The case for quarantining viruses
It’s actually dangerous to delete a virus from your system. That’s a shocker, isn’t it? I myself was actually quite surprised to learn that a few years ago before learning that antivirus software quarantining viruses actually has your best interest in mind. A quarantined virus is a good idea for a couple of reasons, with the first being that it could entirely be a false alarm.
In other words, your antivirus software might have gotten a warning that something was gravely wrong, and thus, put the infected files into quarantine. But wait! After it did this, suddenly a very important application on your computer has stopped running. A perfectly harmless file can sometimes appear to be infected by a virus, and that’s one reason for quarantine. The file is taken out of commission, and put in an area where it is up to your discretion to run the risk and restore the file or to delete it outright.
So, if there’s a program you use regularly that has suddenly stopped working after a quarantine, it’s likely that the program is safe and you can go ahead and restore it.

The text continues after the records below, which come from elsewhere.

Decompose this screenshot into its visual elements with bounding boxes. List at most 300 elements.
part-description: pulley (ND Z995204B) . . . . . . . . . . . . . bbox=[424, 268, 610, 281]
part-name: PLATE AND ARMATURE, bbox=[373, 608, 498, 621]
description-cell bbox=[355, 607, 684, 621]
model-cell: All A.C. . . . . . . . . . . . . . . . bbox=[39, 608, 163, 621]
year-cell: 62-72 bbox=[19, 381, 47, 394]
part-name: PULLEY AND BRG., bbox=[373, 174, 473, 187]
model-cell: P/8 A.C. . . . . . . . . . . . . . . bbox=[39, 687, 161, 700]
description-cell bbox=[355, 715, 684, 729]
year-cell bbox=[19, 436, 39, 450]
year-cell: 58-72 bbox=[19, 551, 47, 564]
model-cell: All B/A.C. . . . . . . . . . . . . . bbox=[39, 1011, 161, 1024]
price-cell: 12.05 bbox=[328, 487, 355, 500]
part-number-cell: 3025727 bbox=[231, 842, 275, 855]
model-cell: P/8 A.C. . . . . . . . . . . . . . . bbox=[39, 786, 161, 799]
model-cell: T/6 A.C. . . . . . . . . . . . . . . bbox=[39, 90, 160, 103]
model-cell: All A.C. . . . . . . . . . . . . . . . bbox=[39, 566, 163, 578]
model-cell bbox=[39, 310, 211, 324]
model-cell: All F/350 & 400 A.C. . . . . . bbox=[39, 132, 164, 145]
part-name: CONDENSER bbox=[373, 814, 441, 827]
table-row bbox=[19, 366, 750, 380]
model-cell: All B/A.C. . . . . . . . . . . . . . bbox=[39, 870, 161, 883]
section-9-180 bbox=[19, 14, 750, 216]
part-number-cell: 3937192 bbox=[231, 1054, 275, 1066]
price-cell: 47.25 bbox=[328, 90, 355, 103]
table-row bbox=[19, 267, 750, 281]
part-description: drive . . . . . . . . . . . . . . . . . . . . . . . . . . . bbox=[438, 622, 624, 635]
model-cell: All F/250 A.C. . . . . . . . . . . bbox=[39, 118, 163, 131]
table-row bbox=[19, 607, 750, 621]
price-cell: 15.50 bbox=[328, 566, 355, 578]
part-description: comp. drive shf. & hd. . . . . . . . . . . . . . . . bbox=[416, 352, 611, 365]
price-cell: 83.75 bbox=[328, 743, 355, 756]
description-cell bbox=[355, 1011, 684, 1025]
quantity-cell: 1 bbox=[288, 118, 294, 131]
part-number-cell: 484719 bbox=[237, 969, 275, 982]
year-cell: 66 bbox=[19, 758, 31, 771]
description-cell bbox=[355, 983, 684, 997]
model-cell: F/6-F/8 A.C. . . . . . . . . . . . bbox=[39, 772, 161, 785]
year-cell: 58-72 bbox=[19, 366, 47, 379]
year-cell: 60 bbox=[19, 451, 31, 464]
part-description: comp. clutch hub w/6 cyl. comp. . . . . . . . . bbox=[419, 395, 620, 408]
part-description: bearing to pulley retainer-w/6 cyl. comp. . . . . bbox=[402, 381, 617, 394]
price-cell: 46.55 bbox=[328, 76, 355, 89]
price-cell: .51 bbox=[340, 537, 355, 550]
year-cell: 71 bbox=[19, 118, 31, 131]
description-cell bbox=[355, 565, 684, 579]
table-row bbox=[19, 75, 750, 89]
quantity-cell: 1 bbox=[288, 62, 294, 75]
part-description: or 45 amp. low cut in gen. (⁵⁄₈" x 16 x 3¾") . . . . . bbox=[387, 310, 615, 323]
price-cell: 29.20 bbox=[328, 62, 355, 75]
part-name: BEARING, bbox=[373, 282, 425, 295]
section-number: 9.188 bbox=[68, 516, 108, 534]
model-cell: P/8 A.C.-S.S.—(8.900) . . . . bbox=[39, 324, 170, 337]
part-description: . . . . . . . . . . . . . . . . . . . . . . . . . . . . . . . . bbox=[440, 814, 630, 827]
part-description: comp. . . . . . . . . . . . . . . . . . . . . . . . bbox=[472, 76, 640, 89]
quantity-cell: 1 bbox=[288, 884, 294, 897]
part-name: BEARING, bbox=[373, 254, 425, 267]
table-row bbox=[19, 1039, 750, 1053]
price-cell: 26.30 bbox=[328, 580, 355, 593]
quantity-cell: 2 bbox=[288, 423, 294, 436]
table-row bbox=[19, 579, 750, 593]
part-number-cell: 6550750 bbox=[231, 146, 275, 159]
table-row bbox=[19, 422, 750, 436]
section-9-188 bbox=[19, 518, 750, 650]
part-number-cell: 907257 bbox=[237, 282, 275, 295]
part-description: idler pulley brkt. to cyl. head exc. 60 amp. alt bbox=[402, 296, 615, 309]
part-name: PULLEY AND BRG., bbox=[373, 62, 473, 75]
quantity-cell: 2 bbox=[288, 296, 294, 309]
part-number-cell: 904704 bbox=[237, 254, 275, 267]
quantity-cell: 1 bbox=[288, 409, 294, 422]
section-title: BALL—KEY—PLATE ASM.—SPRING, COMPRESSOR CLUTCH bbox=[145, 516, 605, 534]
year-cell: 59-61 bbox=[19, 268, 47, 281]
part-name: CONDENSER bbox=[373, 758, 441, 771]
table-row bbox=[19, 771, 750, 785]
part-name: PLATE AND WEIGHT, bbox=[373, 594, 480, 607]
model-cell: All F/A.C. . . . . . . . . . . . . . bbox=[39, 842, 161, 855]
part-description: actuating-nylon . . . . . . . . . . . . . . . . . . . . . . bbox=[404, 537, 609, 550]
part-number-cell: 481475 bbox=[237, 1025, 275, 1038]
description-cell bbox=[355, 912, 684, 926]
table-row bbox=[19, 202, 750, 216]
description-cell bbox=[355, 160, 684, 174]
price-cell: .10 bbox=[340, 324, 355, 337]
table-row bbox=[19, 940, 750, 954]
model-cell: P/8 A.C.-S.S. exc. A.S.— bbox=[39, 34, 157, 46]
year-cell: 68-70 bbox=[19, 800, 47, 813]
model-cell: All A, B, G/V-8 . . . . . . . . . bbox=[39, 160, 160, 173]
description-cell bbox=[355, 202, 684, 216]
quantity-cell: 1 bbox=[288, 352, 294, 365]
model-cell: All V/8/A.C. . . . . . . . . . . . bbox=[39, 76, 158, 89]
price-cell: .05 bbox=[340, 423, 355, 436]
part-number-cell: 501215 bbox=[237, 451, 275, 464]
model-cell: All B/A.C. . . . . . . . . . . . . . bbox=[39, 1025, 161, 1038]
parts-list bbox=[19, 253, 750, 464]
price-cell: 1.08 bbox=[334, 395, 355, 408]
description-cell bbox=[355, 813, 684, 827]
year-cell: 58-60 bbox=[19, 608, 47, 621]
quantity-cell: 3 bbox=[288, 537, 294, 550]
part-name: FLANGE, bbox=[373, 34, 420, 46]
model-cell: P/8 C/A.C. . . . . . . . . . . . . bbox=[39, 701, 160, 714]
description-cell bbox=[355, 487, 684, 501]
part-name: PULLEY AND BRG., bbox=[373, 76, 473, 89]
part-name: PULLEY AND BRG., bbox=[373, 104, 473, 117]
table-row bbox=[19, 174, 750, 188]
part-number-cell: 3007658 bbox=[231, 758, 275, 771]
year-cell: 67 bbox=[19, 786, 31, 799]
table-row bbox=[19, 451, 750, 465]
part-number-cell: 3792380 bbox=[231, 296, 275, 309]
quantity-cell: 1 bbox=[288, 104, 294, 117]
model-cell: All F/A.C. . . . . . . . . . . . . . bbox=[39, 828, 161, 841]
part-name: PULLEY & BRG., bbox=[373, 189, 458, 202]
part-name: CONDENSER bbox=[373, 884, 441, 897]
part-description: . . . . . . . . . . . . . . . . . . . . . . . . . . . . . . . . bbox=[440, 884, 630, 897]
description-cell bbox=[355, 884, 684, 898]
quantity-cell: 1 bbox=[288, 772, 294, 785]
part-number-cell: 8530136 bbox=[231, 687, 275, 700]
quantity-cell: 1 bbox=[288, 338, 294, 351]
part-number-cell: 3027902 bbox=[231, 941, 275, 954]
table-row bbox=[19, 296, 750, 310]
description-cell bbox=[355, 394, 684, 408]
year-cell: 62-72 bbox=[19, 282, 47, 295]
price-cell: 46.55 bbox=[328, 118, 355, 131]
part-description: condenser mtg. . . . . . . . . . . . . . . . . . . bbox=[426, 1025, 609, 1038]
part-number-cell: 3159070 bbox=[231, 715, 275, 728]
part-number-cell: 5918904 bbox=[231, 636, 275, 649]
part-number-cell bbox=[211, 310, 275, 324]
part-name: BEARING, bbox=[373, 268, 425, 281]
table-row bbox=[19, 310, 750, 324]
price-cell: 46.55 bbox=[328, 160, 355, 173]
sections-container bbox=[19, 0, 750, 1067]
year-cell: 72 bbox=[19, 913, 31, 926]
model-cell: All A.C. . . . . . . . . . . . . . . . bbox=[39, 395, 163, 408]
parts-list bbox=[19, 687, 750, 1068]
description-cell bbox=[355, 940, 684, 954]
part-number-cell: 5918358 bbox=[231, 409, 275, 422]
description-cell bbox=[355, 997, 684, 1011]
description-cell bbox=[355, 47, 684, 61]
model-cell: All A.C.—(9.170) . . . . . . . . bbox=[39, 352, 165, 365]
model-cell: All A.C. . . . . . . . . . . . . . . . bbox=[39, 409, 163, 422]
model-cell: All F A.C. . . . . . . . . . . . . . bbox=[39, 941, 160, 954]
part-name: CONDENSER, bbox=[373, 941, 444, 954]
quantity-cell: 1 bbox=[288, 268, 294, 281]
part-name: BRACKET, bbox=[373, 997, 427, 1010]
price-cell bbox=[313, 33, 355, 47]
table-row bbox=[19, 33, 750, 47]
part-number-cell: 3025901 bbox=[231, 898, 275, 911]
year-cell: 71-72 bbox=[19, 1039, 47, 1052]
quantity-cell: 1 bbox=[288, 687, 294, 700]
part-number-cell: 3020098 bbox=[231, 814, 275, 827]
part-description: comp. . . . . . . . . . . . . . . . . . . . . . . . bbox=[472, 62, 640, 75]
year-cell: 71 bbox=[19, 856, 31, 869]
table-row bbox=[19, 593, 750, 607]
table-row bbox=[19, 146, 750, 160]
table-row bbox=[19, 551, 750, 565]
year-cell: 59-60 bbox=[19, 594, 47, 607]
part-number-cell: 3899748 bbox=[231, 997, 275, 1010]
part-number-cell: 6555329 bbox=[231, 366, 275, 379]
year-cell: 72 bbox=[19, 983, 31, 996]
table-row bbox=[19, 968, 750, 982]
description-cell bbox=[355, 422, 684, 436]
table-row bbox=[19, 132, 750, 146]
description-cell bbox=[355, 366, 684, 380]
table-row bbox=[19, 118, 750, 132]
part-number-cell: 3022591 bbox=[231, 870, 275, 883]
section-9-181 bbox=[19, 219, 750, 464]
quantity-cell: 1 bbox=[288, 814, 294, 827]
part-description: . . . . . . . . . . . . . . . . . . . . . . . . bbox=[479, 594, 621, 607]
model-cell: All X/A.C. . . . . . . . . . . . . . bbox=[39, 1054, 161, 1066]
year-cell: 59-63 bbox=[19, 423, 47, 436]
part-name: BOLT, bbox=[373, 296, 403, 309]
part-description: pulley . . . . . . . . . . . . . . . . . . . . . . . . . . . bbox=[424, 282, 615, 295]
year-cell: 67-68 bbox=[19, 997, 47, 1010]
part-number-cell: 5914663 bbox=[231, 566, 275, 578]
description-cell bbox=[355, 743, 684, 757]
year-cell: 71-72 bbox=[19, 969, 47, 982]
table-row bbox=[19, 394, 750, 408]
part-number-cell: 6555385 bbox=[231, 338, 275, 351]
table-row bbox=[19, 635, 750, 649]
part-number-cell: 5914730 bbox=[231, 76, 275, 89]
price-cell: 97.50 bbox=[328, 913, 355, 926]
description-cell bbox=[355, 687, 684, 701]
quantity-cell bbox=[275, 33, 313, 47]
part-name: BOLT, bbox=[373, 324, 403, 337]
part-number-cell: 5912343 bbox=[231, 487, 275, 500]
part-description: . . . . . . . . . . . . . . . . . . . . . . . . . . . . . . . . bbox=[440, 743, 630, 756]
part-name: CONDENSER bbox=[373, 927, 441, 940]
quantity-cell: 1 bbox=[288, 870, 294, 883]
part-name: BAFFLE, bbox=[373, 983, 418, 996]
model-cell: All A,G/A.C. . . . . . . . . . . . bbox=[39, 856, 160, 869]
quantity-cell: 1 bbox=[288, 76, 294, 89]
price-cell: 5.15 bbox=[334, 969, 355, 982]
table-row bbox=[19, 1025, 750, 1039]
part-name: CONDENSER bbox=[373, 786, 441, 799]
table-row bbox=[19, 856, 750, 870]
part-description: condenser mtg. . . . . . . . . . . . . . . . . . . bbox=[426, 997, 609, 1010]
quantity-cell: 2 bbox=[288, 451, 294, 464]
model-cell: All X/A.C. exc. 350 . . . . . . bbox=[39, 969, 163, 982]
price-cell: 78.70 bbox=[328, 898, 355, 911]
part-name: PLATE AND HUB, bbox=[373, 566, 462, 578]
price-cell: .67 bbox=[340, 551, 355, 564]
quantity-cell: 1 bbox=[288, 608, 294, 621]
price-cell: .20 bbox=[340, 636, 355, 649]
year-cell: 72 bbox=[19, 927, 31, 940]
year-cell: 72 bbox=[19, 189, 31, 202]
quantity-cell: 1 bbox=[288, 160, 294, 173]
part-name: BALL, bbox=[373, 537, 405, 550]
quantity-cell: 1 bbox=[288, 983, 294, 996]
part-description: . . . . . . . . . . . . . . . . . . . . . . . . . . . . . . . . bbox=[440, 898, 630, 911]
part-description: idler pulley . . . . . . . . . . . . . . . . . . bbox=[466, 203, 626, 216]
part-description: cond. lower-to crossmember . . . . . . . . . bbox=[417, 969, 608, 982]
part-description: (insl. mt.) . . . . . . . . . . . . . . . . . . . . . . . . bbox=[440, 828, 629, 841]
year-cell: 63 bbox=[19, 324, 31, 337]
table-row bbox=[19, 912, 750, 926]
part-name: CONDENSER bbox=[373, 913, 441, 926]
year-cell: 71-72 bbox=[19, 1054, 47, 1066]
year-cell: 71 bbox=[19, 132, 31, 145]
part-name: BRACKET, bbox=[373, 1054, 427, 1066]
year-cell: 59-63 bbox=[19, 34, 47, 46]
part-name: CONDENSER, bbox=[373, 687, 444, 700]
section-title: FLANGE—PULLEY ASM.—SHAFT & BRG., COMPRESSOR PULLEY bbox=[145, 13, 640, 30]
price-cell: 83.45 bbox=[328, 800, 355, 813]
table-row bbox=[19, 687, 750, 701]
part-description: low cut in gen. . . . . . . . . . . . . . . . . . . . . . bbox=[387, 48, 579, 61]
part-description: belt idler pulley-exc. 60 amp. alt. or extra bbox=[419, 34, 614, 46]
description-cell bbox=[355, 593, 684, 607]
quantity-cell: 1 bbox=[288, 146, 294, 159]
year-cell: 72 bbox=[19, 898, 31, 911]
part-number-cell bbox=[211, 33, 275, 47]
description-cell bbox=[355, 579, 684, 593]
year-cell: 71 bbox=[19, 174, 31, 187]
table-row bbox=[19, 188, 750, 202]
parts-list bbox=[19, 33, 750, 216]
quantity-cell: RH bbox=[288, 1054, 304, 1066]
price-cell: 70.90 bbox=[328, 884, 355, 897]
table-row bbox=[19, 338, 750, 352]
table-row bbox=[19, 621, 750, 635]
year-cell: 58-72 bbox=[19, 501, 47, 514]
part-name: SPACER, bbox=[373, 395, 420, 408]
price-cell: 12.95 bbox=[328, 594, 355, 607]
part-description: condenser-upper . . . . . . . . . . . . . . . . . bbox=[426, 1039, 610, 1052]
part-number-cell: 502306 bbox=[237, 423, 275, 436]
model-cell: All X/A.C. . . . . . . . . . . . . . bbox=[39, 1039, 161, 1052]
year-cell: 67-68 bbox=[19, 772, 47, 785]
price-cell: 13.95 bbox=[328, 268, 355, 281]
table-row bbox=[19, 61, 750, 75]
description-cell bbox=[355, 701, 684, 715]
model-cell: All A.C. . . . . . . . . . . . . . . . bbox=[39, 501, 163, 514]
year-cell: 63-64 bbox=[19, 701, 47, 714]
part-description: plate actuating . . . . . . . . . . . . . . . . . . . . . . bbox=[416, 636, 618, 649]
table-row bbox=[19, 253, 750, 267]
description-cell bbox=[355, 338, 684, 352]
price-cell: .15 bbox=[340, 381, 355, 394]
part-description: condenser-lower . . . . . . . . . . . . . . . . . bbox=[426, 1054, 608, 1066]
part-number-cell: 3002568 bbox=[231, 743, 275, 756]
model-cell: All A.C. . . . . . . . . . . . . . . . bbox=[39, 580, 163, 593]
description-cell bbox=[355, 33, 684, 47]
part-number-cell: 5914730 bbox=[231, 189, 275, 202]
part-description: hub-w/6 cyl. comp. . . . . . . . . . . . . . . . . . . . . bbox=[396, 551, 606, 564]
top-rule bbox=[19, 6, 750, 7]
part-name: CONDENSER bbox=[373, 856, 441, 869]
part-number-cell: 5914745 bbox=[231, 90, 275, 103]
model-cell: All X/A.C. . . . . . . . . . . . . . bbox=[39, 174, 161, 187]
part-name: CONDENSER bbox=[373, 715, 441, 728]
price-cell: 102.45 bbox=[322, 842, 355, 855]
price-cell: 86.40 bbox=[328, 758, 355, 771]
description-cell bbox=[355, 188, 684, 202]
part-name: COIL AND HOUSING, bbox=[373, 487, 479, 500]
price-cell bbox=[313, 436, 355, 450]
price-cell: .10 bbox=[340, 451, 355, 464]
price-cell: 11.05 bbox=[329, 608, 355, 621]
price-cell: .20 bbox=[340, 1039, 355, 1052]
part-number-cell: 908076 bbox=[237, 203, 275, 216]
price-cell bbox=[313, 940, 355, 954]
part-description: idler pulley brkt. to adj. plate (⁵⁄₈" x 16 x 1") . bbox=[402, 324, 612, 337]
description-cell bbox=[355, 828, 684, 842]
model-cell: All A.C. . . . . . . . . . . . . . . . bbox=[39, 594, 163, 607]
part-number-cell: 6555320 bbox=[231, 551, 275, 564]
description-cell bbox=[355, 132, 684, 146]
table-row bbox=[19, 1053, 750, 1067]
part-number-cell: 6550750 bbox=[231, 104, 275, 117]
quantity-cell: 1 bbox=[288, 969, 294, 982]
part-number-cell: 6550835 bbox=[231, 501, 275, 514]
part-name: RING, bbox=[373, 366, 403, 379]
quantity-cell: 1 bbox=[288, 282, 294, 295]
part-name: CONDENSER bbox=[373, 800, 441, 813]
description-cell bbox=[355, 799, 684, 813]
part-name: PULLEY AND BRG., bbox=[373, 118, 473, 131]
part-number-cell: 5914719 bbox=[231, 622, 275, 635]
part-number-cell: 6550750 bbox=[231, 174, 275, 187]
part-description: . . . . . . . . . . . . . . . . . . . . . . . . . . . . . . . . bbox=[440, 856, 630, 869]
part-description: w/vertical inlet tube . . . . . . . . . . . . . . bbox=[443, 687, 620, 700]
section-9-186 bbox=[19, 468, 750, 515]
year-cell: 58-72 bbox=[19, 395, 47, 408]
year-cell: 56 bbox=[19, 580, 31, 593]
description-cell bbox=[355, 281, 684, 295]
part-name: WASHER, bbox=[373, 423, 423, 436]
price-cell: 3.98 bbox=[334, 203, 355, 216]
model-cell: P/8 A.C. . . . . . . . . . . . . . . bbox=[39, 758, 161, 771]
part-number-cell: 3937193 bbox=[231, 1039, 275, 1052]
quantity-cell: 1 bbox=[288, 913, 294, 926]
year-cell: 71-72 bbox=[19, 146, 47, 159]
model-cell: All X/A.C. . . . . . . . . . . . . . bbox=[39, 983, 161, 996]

Alternatively, you can take the even safer route of deleting those quarantined files and the rest of the program, and then reinstall that program later.
It’s important to use careful caution in this scenario. Antivirus has gotten a lot better where it very rarely will produce a false alarm, so it’s possible that there is something wrong. That’s why many antivirus companies have a way for you to pass the suspected and infected files over to their support team where they can analyze them. If there’s nothing wrong, you’ll have the OK to restore those files. Not only that, but this gives the company a chance to improve its software and to not produce the same alarm again or even in a different situation.
Another great reason to keep viruses in quarantine is so that they can be investigated by the antivirus company at a later date, as we sort of mentioned above. Once again, this helps improve the software and ultimately can keep your safe from similar viruses or malware.
When it comes down to it, the major benefit of using quarantine is the possibility of restoring an important file at a later date, whatever file that may be. There are some added bonuses, such as the antivirus company being able to investigate quarantined files to improve software. But, the most important thing to remember is that when a virus is quarantined, the antivirus software is deleting the infected file from the original location. By doing this, it’s no longer there and can no further harm your computer, as it’s been placed in a hidden folder that cannot be accessed by any other programs or files on your computer.